La notizia è stata confermata tanto da Maduro quanto da Trump: Venezuela e Stati uniti mantengono da mesi contatti ad «alto livello». Altro non si sa: né i nomi di chi li sta portando avanti, né i reali obiettivi in gioco.

«Chiaro che ci sono contatti e che continueranno a esserci», ha dichiarato Maduro martedì spiegando come alti funzionari del governo, con la sua autorizzazione, stiano interloquendo con rappresentanti dell’amministrazione Trump per far arrivare al presidente Usa la verità sulla Rivoluzione bolivariana. E ribadendo la propria disponibilità al dialogo per risolvere il conflitto tra i due paesi. «Non voglio dire con chi», ha dichiarato da parte sua il presidente Trump, ma «stiamo parlando con vari rappresentanti del Venezuela» e «a un livello assai alto».

La notizia arriva dopo le voci di presunti contatti tra la Casa bianca e il numero due del chavismo, il presidente dell’Assemblea nazionale costituente Diosdado Cabello, relativi a un accordo su una possibile resa. Smentite nettamente da quest’ultimo, tali voci sono funzionali all’interpretazione che di questi contatti viene offerta dal governo statunitense.

Come ha dichiarato a Efe una fonte del Dipartimento di Stato Usa, sarebbero decine, «tra quelli che si suppone siano gli alleati più stretti di Maduro», coloro che avrebbero tentato di «stabilire contatti con gli Usa per negoziare la sua uscita di scena». «Che poi gli Stati uniti rispondano o meno dipende dalle circostanze specifiche», ha aggiunto la fonte, insistendo sul fatto che Maduro non possa «confidare nel suo circolo di consiglieri».

Un argomento, questo, proposto e riproposto molte volte, in particolare dopo il fallito golpe del 30 aprile, quando i vari John Bolton, Mike Pompeo ed Elliott Abrams avevano diffuso la versione secondo cui i vertici delle forze armate sarebbero stati d’accordo nel deporre Maduro e poi si sarebbero rimangiati la parola. «Maduro è circondato da cospiratori pronti a rompere in qualsiasi momento», aveva già allora detto il senatore Marco Rubio.

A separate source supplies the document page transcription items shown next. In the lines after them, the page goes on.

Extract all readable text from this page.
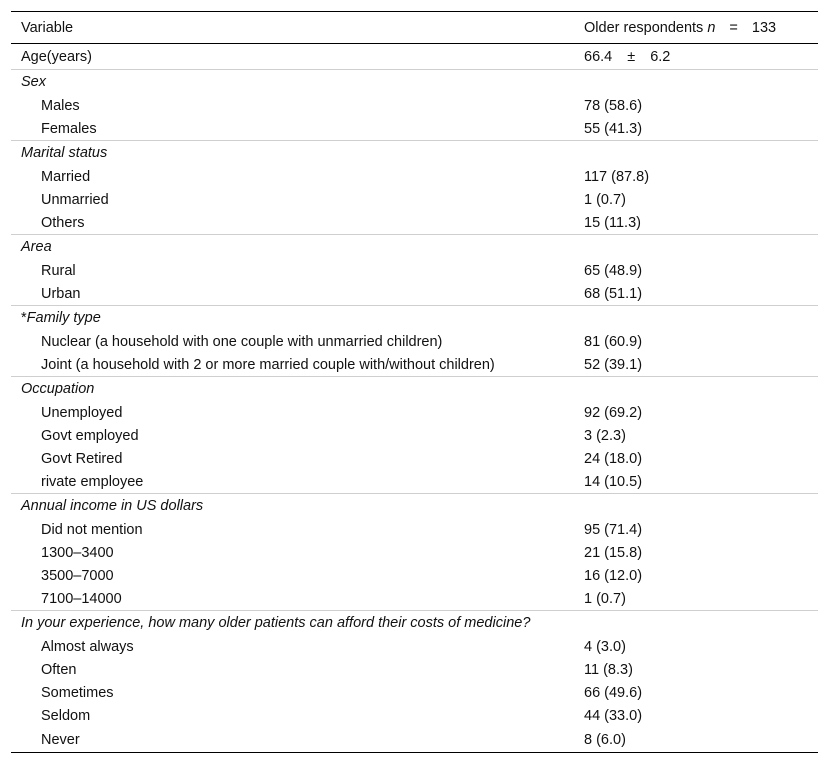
Variable	Older respondents n = 133
Age(years)	66.4 ± 6.2
Sex	
Males	78 (58.6)
Females	55 (41.3)
Marital status	
Married	117 (87.8)
Unmarried	1 (0.7)
Others	15 (11.3)
Area	
Rural	65 (48.9)
Urban	68 (51.1)
*Family type	
Nuclear (a household with one couple with unmarried children)	81 (60.9)
Joint (a household with 2 or more married couple with/without children)	52 (39.1)
Occupation	
Unemployed	92 (69.2)
Govt employed	3 (2.3)
Govt Retired	24 (18.0)
rivate employee	14 (10.5)
Annual income in US dollars	
Did not mention	95 (71.4)
1300–3400	21 (15.8)
3500–7000	16 (12.0)
7100–14000	1 (0.7)
In your experience, how many older patients can afford their costs of medicine?	
Almost always	4 (3.0)
Often	11 (8.3)
Sometimes	66 (49.6)
Seldom	44 (33.0)
Never	8 (6.0)
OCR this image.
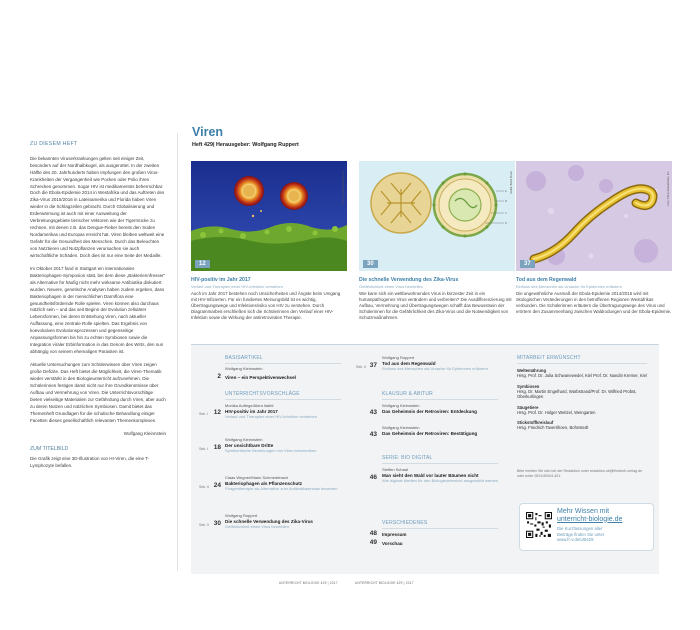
ZU DIESEM HEFT

Die bekannten Viruserkrankungen gelten seit einiger Zeit, besonders auf der Nordhalbkugel, als ausgerottet. In der zweiten Hälfte des 20. Jahrhunderts haben Impfungen den großen Virus-Krankheiten der Vergangenheit wie Pocken oder Polio ihren Schrecken genommen. Sogar HIV ist medikamentös beherrschbar. Doch die Ebola-Epidemie 2014 in Westafrika und das Auftreten des Zika-Virus 2015/2016 in Lateinamerika und Florida haben Viren wieder in die Schlagzeilen gebracht. Durch Globalisierung und Erderwärmung ist auch mit einer Ausweitung der Verbreitungsgebiete tierischer Vektoren wie der Tigermücke zu rechnen, mit denen z.B. das Dengue-Fieber bereits den Süden Nordamerikas und Europas erreicht hat. Viren bleiben weltweit eine Gefahr für die Gesundheit des Menschen. Durch das Beleuchten von Nutztieren und Nutzpflanzen verursachen sie auch wirtschaftliche Schäden. Doch dies ist nur eine Seite der Medaille.

Im Oktober 2017 fand in Stuttgart ein internationales Bakteriophagen-Symposion statt, bei dem diese „Bakteriennfresser“ als Alternative für häufig nicht mehr wirksame Antibiotika diskutiert wurden. Neuere, genetische Analysen haben zudem ergeben, dass Bakteriophagen in der menschlichen Darmflora eine gesundheitsfördernde Rolle spielen. Viren können also durchaus nützlich sein – und das seit Beginn der Evolution zellulärer Lebensformen, bei deren Entstehung Viren, nach aktueller Auffassung, eine zentrale Rolle spielten. Das Ergebnis von koevolutiven Evolutionsprozessen und gegenseitige Anpassungsformen bis hin zu echten Symbiosen sowie die Integration viraler Erbinformation in das Genom des Wirts, den nun abhängig von seinem ehemaligen Parasiten ist.

Aktuelle Untersuchungen zum Schülerwissen über Viren zeigen große Defizite. Das Heft bietet die Möglichkeit, die Viren-Thematik wieder verstärkt in den Biologieunterricht aufzunehmen. Die Schülerinnen festigen damit nicht nur ihre Grundkenntnisse über Aufbau und Vermehrung von Viren. Die Unterrichtsvorschläge bieten vielseitige Materialien zur Gefährdung durch Viren, aber auch zu deren Nutzen und nützlichen Symbiosen. Damit bietet das Themenheft Grundlagen für die schulische Behandlung einiger Facetten dieses gesellschaftlich relevanten Themenkomplexes.

Wolfgang Kleinnstein
ZUM TITELBILD

Die Grafik zeigt eine 3D-Illustration von HI-Viren, die eine T-Lymphozyte befallen.

Viren
Heft 429| Herausgeber: Wolfgang Ruppert
12
Foto: Flo Zeinfeltner/Ernst-M.
HIV-positiv im Jahr 2017
Verlauf und Therapien einer HIV-Infektion verstehen
Auch im Jahr 2017 bestehen noch Unsicherheiten und Ängste beim Umgang mit HIV-Infizierten. Für ein fundiertes Meinungsbild ist es wichtig, Übertragungswege und Infektionsrisiko von HIV zu verstehen. Durch Diagrammarbeit erschließen sich die Schülerinnen den Verlauf einer HIV-Infektion sowie die Wirkung der antiretroviralen Therapie.
E
M
C
R
30
Grafik: BiVelt Pitsch
Die schnelle Verwendung des Zika-Virus
Gefährlichkeit eines Virus beurteilen
Wie kann sich ein weltbewohnendes Virus in kürzester Zeit in ein humanpathogenes Virus verändern und verbreiten? Die Ausdifferenzierung mit Aufbau, Vermehrung und Übertragungswegen schafft das Bewusstsein der Schülerinnen für die Gefährlichkeit des Zika-Virus und die Notwendigkeit von Schutzmaßnahmen.
37
Foto: Photo Researchers, Inc.
Tod aus dem Regenwald
Einfluss des Menschen als Ursache für Epidemien erläutern
Die ungewöhnliche Ausmaß der Ebola-Epidemie 2014/2015 wird mit ökologischen Veränderungen in den betroffenen Regionen Westafrikas verbunden. Die Schülerinnen erläutern die Übertragungswege des Virus und erörtern den Zusammenhang zwischen Waldrodungen und der Ebola-Epidemie.
BASISARTIKEL
Wolfgang Kleinnstein
2 Viren – ein Perspektivenwechsel
UNTERRICHTSVORSCHLÄGE
Monika Auftege/Akira Ilakht
HIV-positiv im Jahr 2017
Verlauf und Therapien einer HIV-Infektion verstehen
Sek. I 12
Wolfgang Kleinnstein
Der unsichtbare Dritte
Symbiontische Beziehungen von Viren beschreiben
Sek. I 18
Claas Wegner/Mario Schmedebach
Bakteriophagen als Pflanzenschutz
Phagentherapie als Alternative zum Antibiotikaeinsatz bewerten
Sek. II 24
Wolfgang Ruppert
Die schnelle Verwendung des Zika-Virus
Gefährlichkeit eines Virus beurteilen
Sek. II 30
Wolfgang Ruppert
Tod aus dem Regenwald
Einfluss des Menschen als Ursache für Epidemien erläutern
Sek. II 37
KLAUSUR & ABITUR
Wolfgang Kleinnstein
Das Geheimnis der Retroviren: Entdeckung
43
Wolfgang Kleinnstein
Das Geheimnis der Retroviren: Bestätigung
43
SERIE: BIO DIGITAL
Steffen Schaal
Man sieht den Wald vor lauter Bäumen nicht
Wie digitale Medien für den Biologieunterricht ausgewählt werden
46
VERSCHIEDENES
48 Impressum
49 Vorschau
MITARBEIT ERWÜNSCHT
Weltemährung
Hrsg. Prof. Dr. Julia Schwanewedel, Kiel Prof. Dr. Nandin Kremer, Kiel
Symbiosen
Hrsg. Dr. Martin Engelhard, Warbstrand/Prof. Dr. Wilfried Probst, Oberkurlingen
Säugetiere
Hrsg. Prof. Dr. Holger Weitzel, Weingarten
Stickstoffkreislauf
Hrsg. Friedrich Tavertihoen, Bohnstedt
Bitte melden Sie sich bei der Redaktion unter redaktion.ub@friedrich-verlag.de oder unter 0511/40004-401.
Mehr Wissen mit
unterricht-biologie.de
Die Kurzfassungen aller
Beiträge finden Sie unter
www.fr-v.de/UB429
UNTERRICHT BIOLOGIE 429 | 2017	UNTERRICHT BIOLOGIE 429 | 2017
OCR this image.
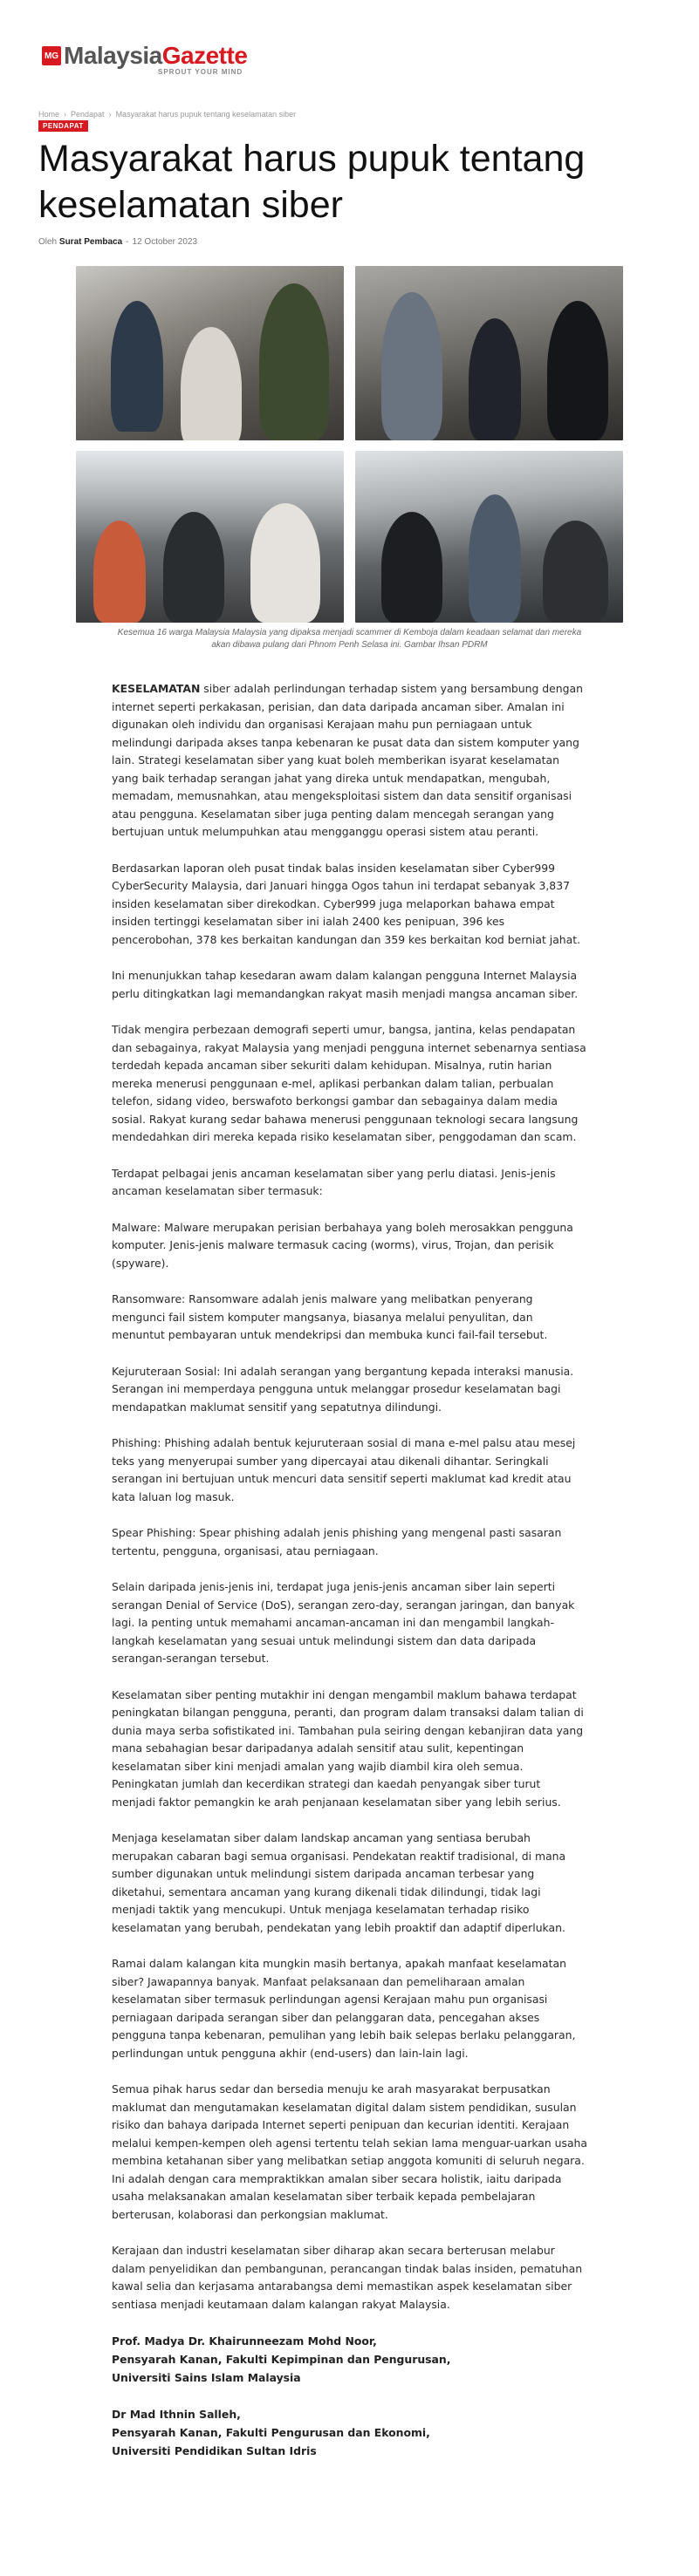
MG MalaysiaGazette
SPROUT YOUR MIND
Home › Pendapat › Masyarakat harus pupuk tentang keselamatan siber
PENDAPAT
Masyarakat harus pupuk tentang keselamatan siber
Oleh Surat Pembaca - 12 October 2023
Kesemua 16 warga Malaysia Malaysia yang dipaksa menjadi scammer di Kemboja dalam keadaan selamat dan mereka
akan dibawa pulang dari Phnom Penh Selasa ini. Gambar Ihsan PDRM

KESELAMATAN siber adalah perlindungan terhadap sistem yang bersambung dengan internet seperti perkakasan, perisian, dan data daripada ancaman siber. Amalan ini digunakan oleh individu dan organisasi Kerajaan mahu pun perniagaan untuk melindungi daripada akses tanpa kebenaran ke pusat data dan sistem komputer yang lain. Strategi keselamatan siber yang kuat boleh memberikan isyarat keselamatan yang baik terhadap serangan jahat yang direka untuk mendapatkan, mengubah, memadam, memusnahkan, atau mengeksploitasi sistem dan data sensitif organisasi atau pengguna. Keselamatan siber juga penting dalam mencegah serangan yang bertujuan untuk melumpuhkan atau mengganggu operasi sistem atau peranti.

Berdasarkan laporan oleh pusat tindak balas insiden keselamatan siber Cyber999 CyberSecurity Malaysia, dari Januari hingga Ogos tahun ini terdapat sebanyak 3,837 insiden keselamatan siber direkodkan. Cyber999 juga melaporkan bahawa empat insiden tertinggi keselamatan siber ini ialah 2400 kes penipuan, 396 kes pencerobohan, 378 kes berkaitan kandungan dan 359 kes berkaitan kod berniat jahat.

Ini menunjukkan tahap kesedaran awam dalam kalangan pengguna Internet Malaysia perlu ditingkatkan lagi memandangkan rakyat masih menjadi mangsa ancaman siber.

Tidak mengira perbezaan demografi seperti umur, bangsa, jantina, kelas pendapatan dan sebagainya, rakyat Malaysia yang menjadi pengguna internet sebenarnya sentiasa terdedah kepada ancaman siber sekuriti dalam kehidupan. Misalnya, rutin harian mereka menerusi penggunaan e-mel, aplikasi perbankan dalam talian, perbualan telefon, sidang video, berswafoto berkongsi gambar dan sebagainya dalam media sosial. Rakyat kurang sedar bahawa menerusi penggunaan teknologi secara langsung mendedahkan diri mereka kepada risiko keselamatan siber, penggodaman dan scam.

Terdapat pelbagai jenis ancaman keselamatan siber yang perlu diatasi. Jenis-jenis ancaman keselamatan siber termasuk:

Malware: Malware merupakan perisian berbahaya yang boleh merosakkan pengguna komputer. Jenis-jenis malware termasuk cacing (worms), virus, Trojan, dan perisik (spyware).

Ransomware: Ransomware adalah jenis malware yang melibatkan penyerang mengunci fail sistem komputer mangsanya, biasanya melalui penyulitan, dan menuntut pembayaran untuk mendekripsi dan membuka kunci fail-fail tersebut.

Kejuruteraan Sosial: Ini adalah serangan yang bergantung kepada interaksi manusia. Serangan ini memperdaya pengguna untuk melanggar prosedur keselamatan bagi mendapatkan maklumat sensitif yang sepatutnya dilindungi.

Phishing: Phishing adalah bentuk kejuruteraan sosial di mana e-mel palsu atau mesej teks yang menyerupai sumber yang dipercayai atau dikenali dihantar. Seringkali serangan ini bertujuan untuk mencuri data sensitif seperti maklumat kad kredit atau kata laluan log masuk.

Spear Phishing: Spear phishing adalah jenis phishing yang mengenal pasti sasaran tertentu, pengguna, organisasi, atau perniagaan.

Selain daripada jenis-jenis ini, terdapat juga jenis-jenis ancaman siber lain seperti serangan Denial of Service (DoS), serangan zero-day, serangan jaringan, dan banyak lagi. Ia penting untuk memahami ancaman-ancaman ini dan mengambil langkah-langkah keselamatan yang sesuai untuk melindungi sistem dan data daripada serangan-serangan tersebut.

Keselamatan siber penting mutakhir ini dengan mengambil maklum bahawa terdapat peningkatan bilangan pengguna, peranti, dan program dalam transaksi dalam talian di dunia maya serba sofistikated ini. Tambahan pula seiring dengan kebanjiran data yang mana sebahagian besar daripadanya adalah sensitif atau sulit, kepentingan keselamatan siber kini menjadi amalan yang wajib diambil kira oleh semua. Peningkatan jumlah dan kecerdikan strategi dan kaedah penyangak siber turut menjadi faktor pemangkin ke arah penjanaan keselamatan siber yang lebih serius.

Menjaga keselamatan siber dalam landskap ancaman yang sentiasa berubah merupakan cabaran bagi semua organisasi. Pendekatan reaktif tradisional, di mana sumber digunakan untuk melindungi sistem daripada ancaman terbesar yang diketahui, sementara ancaman yang kurang dikenali tidak dilindungi, tidak lagi menjadi taktik yang mencukupi. Untuk menjaga keselamatan terhadap risiko keselamatan yang berubah, pendekatan yang lebih proaktif dan adaptif diperlukan.

Ramai dalam kalangan kita mungkin masih bertanya, apakah manfaat keselamatan siber? Jawapannya banyak. Manfaat pelaksanaan dan pemeliharaan amalan keselamatan siber termasuk perlindungan agensi Kerajaan mahu pun organisasi perniagaan daripada serangan siber dan pelanggaran data, pencegahan akses pengguna tanpa kebenaran, pemulihan yang lebih baik selepas berlaku pelanggaran, perlindungan untuk pengguna akhir (end-users) dan lain-lain lagi.

Semua pihak harus sedar dan bersedia menuju ke arah masyarakat berpusatkan maklumat dan mengutamakan keselamatan digital dalam sistem pendidikan, susulan risiko dan bahaya daripada Internet seperti penipuan dan kecurian identiti. Kerajaan melalui kempen-kempen oleh agensi tertentu telah sekian lama menguar-uarkan usaha membina ketahanan siber yang melibatkan setiap anggota komuniti di seluruh negara. Ini adalah dengan cara mempraktikkan amalan siber secara holistik, iaitu daripada usaha melaksanakan amalan keselamatan siber terbaik kepada pembelajaran berterusan, kolaborasi dan perkongsian maklumat.

Kerajaan dan industri keselamatan siber diharap akan secara berterusan melabur dalam penyelidikan dan pembangunan, perancangan tindak balas insiden, pematuhan kawal selia dan kerjasama antarabangsa demi memastikan aspek keselamatan siber sentiasa menjadi keutamaan dalam kalangan rakyat Malaysia.

Prof. Madya Dr. Khairunneezam Mohd Noor,
Pensyarah Kanan, Fakulti Kepimpinan dan Pengurusan,
Universiti Sains Islam Malaysia
Dr Mad Ithnin Salleh,
Pensyarah Kanan, Fakulti Pengurusan dan Ekonomi,
Universiti Pendidikan Sultan Idris
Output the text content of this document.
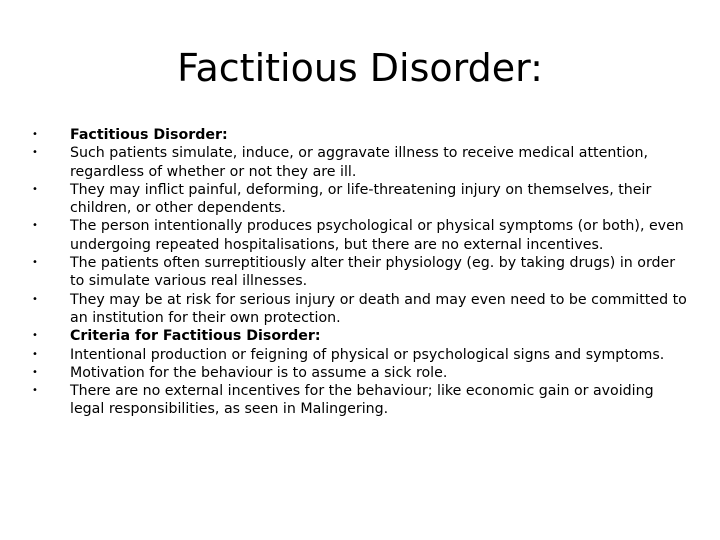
Factitious Disorder:
• Factitious Disorder:
• Such patients simulate, induce, or aggravate illness to receive medical attention, regardless of whether or not they are ill.
• They may inflict painful, deforming, or life-threatening injury on themselves, their children, or other dependents.
• The person intentionally produces psychological or physical symptoms (or both), even undergoing repeated hospitalisations, but there are no external incentives.
• The patients often surreptitiously alter their physiology (eg. by taking drugs) in order to simulate various real illnesses.
• They may be at risk for serious injury or death and may even need to be committed to an institution for their own protection.
• Criteria for Factitious Disorder:
• Intentional production or feigning of physical or psychological signs and symptoms.
• Motivation for the behaviour is to assume a sick role.
• There are no external incentives for the behaviour; like economic gain or avoiding legal responsibilities, as seen in Malingering.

Ma il fatto che, mentre i mesi passano, tale rottura non ci sia ancora stata favorisce il dubbio che si tratti piuttosto di una strategia degli Usa diretta a seminare il sospetto e a intaccare la fiducia del presidente nei suoi più stretti collaboratori.

Quanto al dialogo con l’opposizione, dopo la sospensione dei negoziati decisa da Maduro in seguito al brutale embargo imposto il 5 agosto da Trump e sostenuto con entusiasmo da Juan Guaidó, il ministro degli Esteri Jorge Arreaza ha assicurato che il governo non si è ritirato dal processo di dialogo, ma che verrà riattivato «con un nuovo meccanismo in grado di garantire la pace».

E intanto, secondo quattro fonti consultate dalla Reuters, i delegati di Guaidó che hanno preso parte ai colloqui con il governo viaggeranno in settimana negli Stati uniti per rivedere i punti affrontati finora nel processo negoziale. Vale a dire, per ricevere nuovi ordini.

L’attenzione sarebbe rivolta in particolare alla proposta di nuove elezioni presidenziali che, secondo una delle fonti, il governo avrebbe accolto ponendo due condizioni: lo svolgimento delle elezioni tra un anno e il via libera alla candidatura di Maduro. Una condizione, quest’ultima, ritenuta inaccettabile dagli Stati uniti.

E mentre in ambito diplomatico si lavora alla quadratura del cerchio, il capo del Comando sud degli Stati uniti Craig Faller non rinuncia a fare la voce grossa, dicendosi pronto a eseguire l’ordine di Trump di realizzare un blocco navale contro Caracas.